Ada Sanksi Pidana Nekat Berkerumunan Menuai Kritik
Berita

Ada Sanksi Pidana Nekat Berkerumunan Menuai Kritik

Pemerintah disarankan untuk menghindari sanksi pidana penjara, cukup denda atau sanksi sosial karena dinilai berlebihan dan over kriminalisasi.

Oleh:
Adi Thea DA
Bacaan 2 Menit
Ilustrasi: Hol
Ilustrasi: Hol

Penyebaran coronavirus disease (Covid-19) di Indonesia semakin meluas. Untuk menekan penyebaran Covid-19 ini, pemerintah telah melakukan berbagai upaya. Salah satunya, melarang dan membubarkan acara/kegiatan yang menimbulkan kerumunan massa dalam jumlah banyak demi mencegah/meminimalisir penyebaran Covid-19.   

 

Menteri Koordinator Bidang Politik, Hukum dan Keamanan (Menkopolhukam), Mahfud MD, mengatakan Gugus Tugas Percepatan Penanganan Penanggulangan Covid-19 telah melibatkan TNI dan Polri untuk membubarkan kerumunan orang yang dinilai membahayakan.

 

“Karena ternyata masih banyak pelanggaran, tingkat pemahaman dan penghayatan masyarakat tentang situasi ini tidak sama, maka kemarin rapat Gugus Tugas jam 12 sampai setengah 3, memutuskan agar TNI dan Polri ikut turun tangan secara selektif dibantu oleh Satpol PP di daerah-daerah untuk melakukan pembubaran terhadap kerumunan-kerumunan orang yang membahayakan,” ujar Mahfud MD sebagaimana dikutip laman polkam.go.id, Senin (23/3/2020).

 

Mahfud mengatakan pasti ada pihak yang mengkritik penanganan penyebaran Covid-19. Misalnya, ada yang mengatakan untuk lockdown atau menutup akses keluar masuk. Tapi ketika dicoba untuk lockdown terbatas dalam transportasi ujungnya ribut.

 

“Misalnya perintah mengurangi kerja di kantor, itu banyak juga yang mengeluh, ‘bagaimana pekerja harian seperti kami kalau orang tidak ke kantor kami dapat apa?’ misalnya gojek dan sebagainya.
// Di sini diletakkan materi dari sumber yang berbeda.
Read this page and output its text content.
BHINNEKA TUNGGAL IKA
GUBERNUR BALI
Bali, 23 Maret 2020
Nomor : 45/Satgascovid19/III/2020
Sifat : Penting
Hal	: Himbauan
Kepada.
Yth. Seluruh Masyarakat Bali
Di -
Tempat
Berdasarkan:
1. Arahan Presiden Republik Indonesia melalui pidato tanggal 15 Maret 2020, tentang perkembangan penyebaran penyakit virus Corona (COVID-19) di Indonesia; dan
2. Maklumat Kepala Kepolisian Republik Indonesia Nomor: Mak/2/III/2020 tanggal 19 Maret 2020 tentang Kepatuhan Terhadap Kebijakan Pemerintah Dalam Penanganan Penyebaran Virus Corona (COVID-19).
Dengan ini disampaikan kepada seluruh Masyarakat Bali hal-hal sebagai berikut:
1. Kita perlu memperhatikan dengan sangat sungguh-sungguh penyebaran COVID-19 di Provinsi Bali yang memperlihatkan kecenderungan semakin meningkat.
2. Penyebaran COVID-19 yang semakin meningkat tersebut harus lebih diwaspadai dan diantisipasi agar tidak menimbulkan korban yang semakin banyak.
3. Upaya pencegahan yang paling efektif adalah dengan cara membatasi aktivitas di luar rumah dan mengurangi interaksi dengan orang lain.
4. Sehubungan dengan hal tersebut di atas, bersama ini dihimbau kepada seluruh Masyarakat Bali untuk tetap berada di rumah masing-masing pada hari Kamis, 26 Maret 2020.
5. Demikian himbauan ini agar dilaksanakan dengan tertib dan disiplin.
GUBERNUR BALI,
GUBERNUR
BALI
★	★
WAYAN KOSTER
Makanya kita harus bersabar, yang penting kekompakkan antara pemerintah dan rakyat untuk saling menjaga,” kata Mahfud.

 

Menurut Mahfud, istilah lockdown kurang manusiawi karena terbukti tidak efektif di Italia. Karena itu, Indonesia menggunakan istilah social distancing, kemudian berkembang istilahnya menjadi physical distancing, tapi yang lebih dianjurkan yakni istilah jarak fisik.

 

“Itu yang ditempuh oleh pemerintah agar melakukan hubungan-hubungan dengan orang lain itu dihindari kalau tidak sangat penting, kalau sangat penting jaraknya diatur 1 meter dan membersihkan diri, tangan, wajah, baju, dan sebagainya, supaya dilakukan masyarakat atas bimbingan pemerintah, physical distancing,” ujar Ketua MK periode 2008-2013 itu.